私よりも後から、砂丘を登り始めた屈強で大柄な先祖代々の肉食人種(=白人)たちは、私がヒーヒーいいながら砂丘の真ん中あたりで(少しずつ滑り落ちながら)休憩しているところをひょいひょい追い越していく。
中でも嫌味なヤツはわざわざ私に向かって
「After you(お先にどうぞ)!」なんて言いながらさっさと砂丘のてっぺんまで登っていくし。
くうう、悔しい。100歩譲ってこれが
私を励ます為のアメリカンジョークだとしても、
全く笑えないっ。私だって朝ゴハンさえしっかり食べてれば、こんな砂丘、余裕で登れるのに〜!!!
しかし。嫌味なヤツでも一緒に登ってる人たちがいるのといないのではモチベーションが段違い。
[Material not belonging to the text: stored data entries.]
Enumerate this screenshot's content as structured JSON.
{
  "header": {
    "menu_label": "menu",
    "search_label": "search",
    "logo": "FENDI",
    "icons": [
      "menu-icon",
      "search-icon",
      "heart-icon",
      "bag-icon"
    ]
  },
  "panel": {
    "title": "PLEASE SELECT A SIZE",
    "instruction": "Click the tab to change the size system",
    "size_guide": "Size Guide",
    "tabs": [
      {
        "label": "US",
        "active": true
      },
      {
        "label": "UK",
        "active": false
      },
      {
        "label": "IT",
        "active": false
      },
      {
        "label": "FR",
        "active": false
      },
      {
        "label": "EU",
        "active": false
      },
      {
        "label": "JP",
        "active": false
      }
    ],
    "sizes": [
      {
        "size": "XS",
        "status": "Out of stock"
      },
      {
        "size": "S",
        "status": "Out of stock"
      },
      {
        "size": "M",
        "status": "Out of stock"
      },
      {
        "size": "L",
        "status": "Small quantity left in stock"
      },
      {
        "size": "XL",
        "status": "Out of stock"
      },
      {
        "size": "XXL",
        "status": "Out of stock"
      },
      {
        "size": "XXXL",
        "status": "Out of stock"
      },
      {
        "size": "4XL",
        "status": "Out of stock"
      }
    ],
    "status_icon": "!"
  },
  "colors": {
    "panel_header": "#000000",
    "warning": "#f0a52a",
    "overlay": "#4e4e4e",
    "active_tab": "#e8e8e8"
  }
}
一人っきりだと少し登っては
「疲れた〜・・・ちょっと休憩」(ズルズルと後退)、また少し登っては
「あーまた疲れてきた。休憩休憩」(ズルズルと後退)という感じで、一所懸命手足を動かしている割にかなり効率が悪かったのに、今朝は他の観光客に遅れながらも、昨夜よりもかなり速いペースで砂丘を登りきることができた。
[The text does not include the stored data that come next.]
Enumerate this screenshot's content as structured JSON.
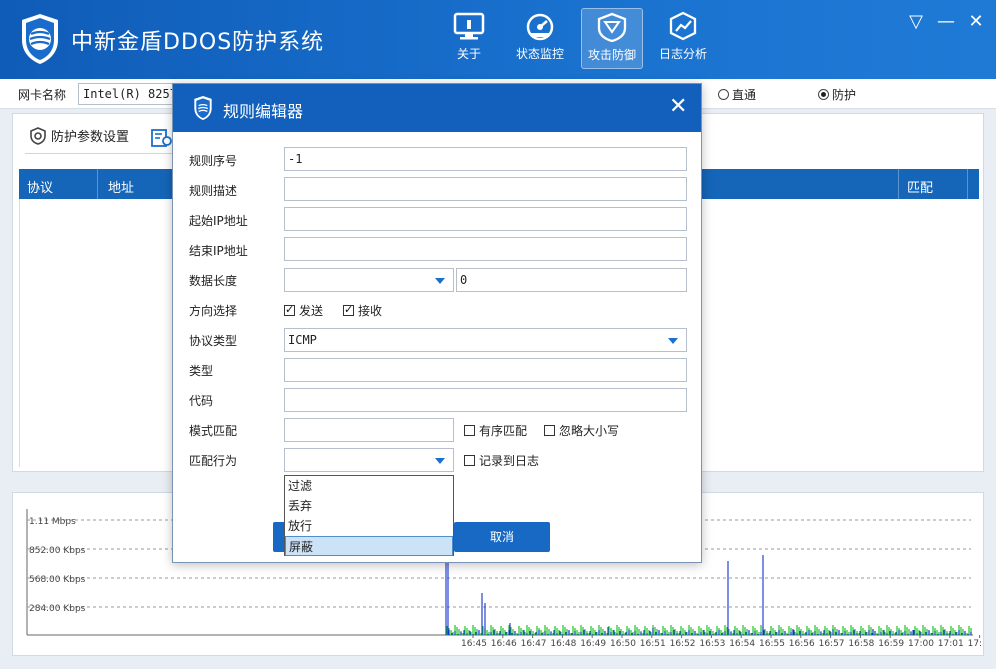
{
  "app": {
    "title": "中新金盾DDOS防护系统"
  },
  "nav": [
    {
      "label": "关于",
      "icon": "monitor-icon"
    },
    {
      "label": "状态监控",
      "icon": "gauge-icon"
    },
    {
      "label": "攻击防御",
      "icon": "shield-filter-icon",
      "active": true
    },
    {
      "label": "日志分析",
      "icon": "chart-icon"
    }
  ],
  "window_controls": {
    "menu": "▽",
    "minimize": "—",
    "close": "✕"
  },
  "nic": {
    "label": "网卡名称",
    "value": "Intel(R) 8257"
  },
  "mode": {
    "bypass": "直通",
    "protect": "防护",
    "selected": "protect"
  },
  "tabs": {
    "defense_params": "防护参数设置"
  },
  "table": {
    "headers": [
      "协议",
      "地址",
      "匹配"
    ]
  },
  "graph": {
    "y_ticks": [
      "1.11 Mbps",
      "852.00 Kbps",
      "568.00 Kbps",
      "284.00 Kbps"
    ],
    "x_ticks": [
      "16:45",
      "16:46",
      "16:47",
      "16:48",
      "16:49",
      "16:50",
      "16:51",
      "16:52",
      "16:53",
      "16:54",
      "16:55",
      "16:56",
      "16:57",
      "16:58",
      "16:59",
      "17:00",
      "17:01",
      "17:"
    ],
    "series_colors": {
      "rx": "#22c22a",
      "tx": "#1133cc"
    }
  },
  "dialog": {
    "title": "规则编辑器",
    "fields": {
      "rule_no": {
        "label": "规则序号",
        "value": "-1"
      },
      "rule_desc": {
        "label": "规则描述",
        "value": ""
      },
      "start_ip": {
        "label": "起始IP地址",
        "value": ""
      },
      "end_ip": {
        "label": "结束IP地址",
        "value": ""
      },
      "data_len": {
        "label": "数据长度",
        "value": "",
        "value2": "0"
      },
      "direction": {
        "label": "方向选择",
        "send": "发送",
        "recv": "接收"
      },
      "protocol": {
        "label": "协议类型",
        "value": "ICMP"
      },
      "type": {
        "label": "类型",
        "value": ""
      },
      "code": {
        "label": "代码",
        "value": ""
      },
      "pattern": {
        "label": "模式匹配",
        "value": "",
        "ordered": "有序匹配",
        "ignore_case": "忽略大小写"
      },
      "action": {
        "label": "匹配行为",
        "value": "",
        "log": "记录到日志"
      }
    },
    "action_options": [
      "过滤",
      "丢弃",
      "放行",
      "屏蔽"
    ],
    "action_highlighted": "屏蔽",
    "ok_label": "",
    "cancel_label": "取消"
  }
}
ラクダ使いのおじさんは結構ゆとりをもって起こしてくれたようで、砂丘のてっぺんについてしばらくすると、砂丘に温かな光を送りながら太陽が昇ってきた。
ああ、今からまた新しい一日が始まるんだなあ。
♪あたーらしーい あーさがきた
きぼーうの あーさーが〜富士山頂で御来光を拝んだ時のようなありがたあい気分をかみしめつつ、他の観光客を見習って砂丘を滑り降り、言葉は通じないけど親切なラクダ使いのおじさんと一緒に、来た道(目印がないので違う道、というよりも違う砂丘かも)を戻り、メルズーガのお宿に戻ってきた。
「大きな砂丘」、ほんとに素晴らしかったなあ・・・。